Earth Day Reading List

Photograph of a dark forest with the text Earth Day Reads
Staff Picks

Earth Day is April 22! We have compiled a selection of fiction and non-fiction from the Library’s collection to celebrate Earth Day. These books focus on the natural world, the environment, climate change, and more.


  1. The Overstory by Richard Powers
    This novel unfolds in concentric rings of interlocking fables that range from antebellum New York to the late twentieth-century Timber Wars of the Pacific Northwest and beyond. There is a world alongside ours—vast, slow, interconnected, resourceful, magnificently inventive, and almost invisible to us. This is the story of a handful of people who learn how to see that world and who are drawn up into its unfolding catastrophe.
  1. Migrations by Charlotte McConaghy
    A dark past. An impossible journey. The will to survive. How far you would you go for love? One woman’s quest to follow what may be the endangered Arctic tern’s last migration from Greenland to Antarctica.
  1. Flight Behavior by Barbara Kingsolver
    A Tennessee town grapples with the consequences of a miracle that turns out to have environmental causes.
  1. A Children’s Bible by Lydia Millet
    Set in an enclave of wealthy adults deluding themselves that they can escape intensifying storms, the novel centers on the children who see the crisis more clearly and are forced to grow up in a hurry. In the process, Millet shows how readily we can descend into fear, tribalism, and violence.
  1. Greenwood by Michael Christie
    A multi-generational family story, in which the unexpected legacies of a remote island off the coast of British Columbia will link the fates of five people over a hundred years. This nested-ring epic is set against the devastation of the natural world.

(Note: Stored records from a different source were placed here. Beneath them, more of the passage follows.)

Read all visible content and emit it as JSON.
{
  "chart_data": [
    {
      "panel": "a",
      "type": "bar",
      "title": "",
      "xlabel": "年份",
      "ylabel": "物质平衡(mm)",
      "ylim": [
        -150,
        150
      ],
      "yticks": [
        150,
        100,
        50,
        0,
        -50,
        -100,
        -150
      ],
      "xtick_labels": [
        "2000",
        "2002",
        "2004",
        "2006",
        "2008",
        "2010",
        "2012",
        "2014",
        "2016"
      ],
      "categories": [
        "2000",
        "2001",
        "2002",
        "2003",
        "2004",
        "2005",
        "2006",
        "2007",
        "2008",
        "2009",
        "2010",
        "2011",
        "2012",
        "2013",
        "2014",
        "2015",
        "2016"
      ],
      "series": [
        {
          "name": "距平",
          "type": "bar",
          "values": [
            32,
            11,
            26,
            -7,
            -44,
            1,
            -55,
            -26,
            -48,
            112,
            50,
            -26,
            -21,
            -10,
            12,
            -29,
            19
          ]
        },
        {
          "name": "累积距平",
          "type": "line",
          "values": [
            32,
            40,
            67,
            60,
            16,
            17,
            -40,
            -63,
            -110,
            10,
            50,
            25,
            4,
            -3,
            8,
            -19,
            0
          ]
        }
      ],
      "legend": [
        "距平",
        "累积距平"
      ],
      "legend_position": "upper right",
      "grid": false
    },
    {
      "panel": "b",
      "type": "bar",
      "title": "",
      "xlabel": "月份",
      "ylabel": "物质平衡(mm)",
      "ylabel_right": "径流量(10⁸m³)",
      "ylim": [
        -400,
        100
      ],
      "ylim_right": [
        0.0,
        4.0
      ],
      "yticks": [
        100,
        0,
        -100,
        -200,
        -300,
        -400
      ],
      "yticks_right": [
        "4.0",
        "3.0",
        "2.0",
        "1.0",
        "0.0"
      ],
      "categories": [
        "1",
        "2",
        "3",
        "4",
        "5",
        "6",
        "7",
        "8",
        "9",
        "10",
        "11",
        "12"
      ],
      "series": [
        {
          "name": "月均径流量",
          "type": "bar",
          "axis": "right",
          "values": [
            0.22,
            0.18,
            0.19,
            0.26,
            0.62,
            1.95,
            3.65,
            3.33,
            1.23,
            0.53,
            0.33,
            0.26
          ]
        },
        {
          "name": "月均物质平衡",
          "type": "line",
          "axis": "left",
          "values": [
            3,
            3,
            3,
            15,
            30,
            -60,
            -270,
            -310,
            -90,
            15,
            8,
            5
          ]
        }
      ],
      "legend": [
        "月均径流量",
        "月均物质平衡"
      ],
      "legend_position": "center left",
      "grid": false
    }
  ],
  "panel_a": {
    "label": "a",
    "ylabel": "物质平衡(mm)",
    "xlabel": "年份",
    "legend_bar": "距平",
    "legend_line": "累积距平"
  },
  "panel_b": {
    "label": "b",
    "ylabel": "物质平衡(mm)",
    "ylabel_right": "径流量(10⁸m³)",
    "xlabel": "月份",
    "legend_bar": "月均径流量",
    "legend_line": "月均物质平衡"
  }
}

  1. Finding the Mother Tree by Suzanne Simard
    A world-leading expert shares her amazing story of discovering the communication that exists between trees and shares her own story of family and grief.
  1. The Climate Book by Greta Thunberg
    This young activist has gathered the wisdom of over one hundred experts - geophysicists, oceanographers and meteorologists; engineers, economists and mathematicians; historians, philosophers and indigenous leaders - to equip us all with the knowledge we need to combat climate disaster.
  1. Fen, Bog & Swamp by Annie Proulx
    A lifelong acolyte of the natural world, Annie Proulx brings her witness and research to the subject of wetlands and the vitally important role they play in preserving the environment—by storing the carbon emissions that accelerate climate change.
  1. The Hidden Life of Trees by Peter Wohleben
    An illuminating account of the forest, and the science that shows us how trees communicate, feel, and live in social networks. After reading this book, a walk in the woods will never be the same again.
  1. Braiding Sweetgrass by Robin Wall Kimmerer
    Drawing on her life as an indigenous scientist, a mother, and a woman, this book shows how other living beings—asters and goldenrod, strawberries and squash, salamanders, algae, and sweetgrass—offer us gifts and lessons, even if we've forgotten how to hear their voices.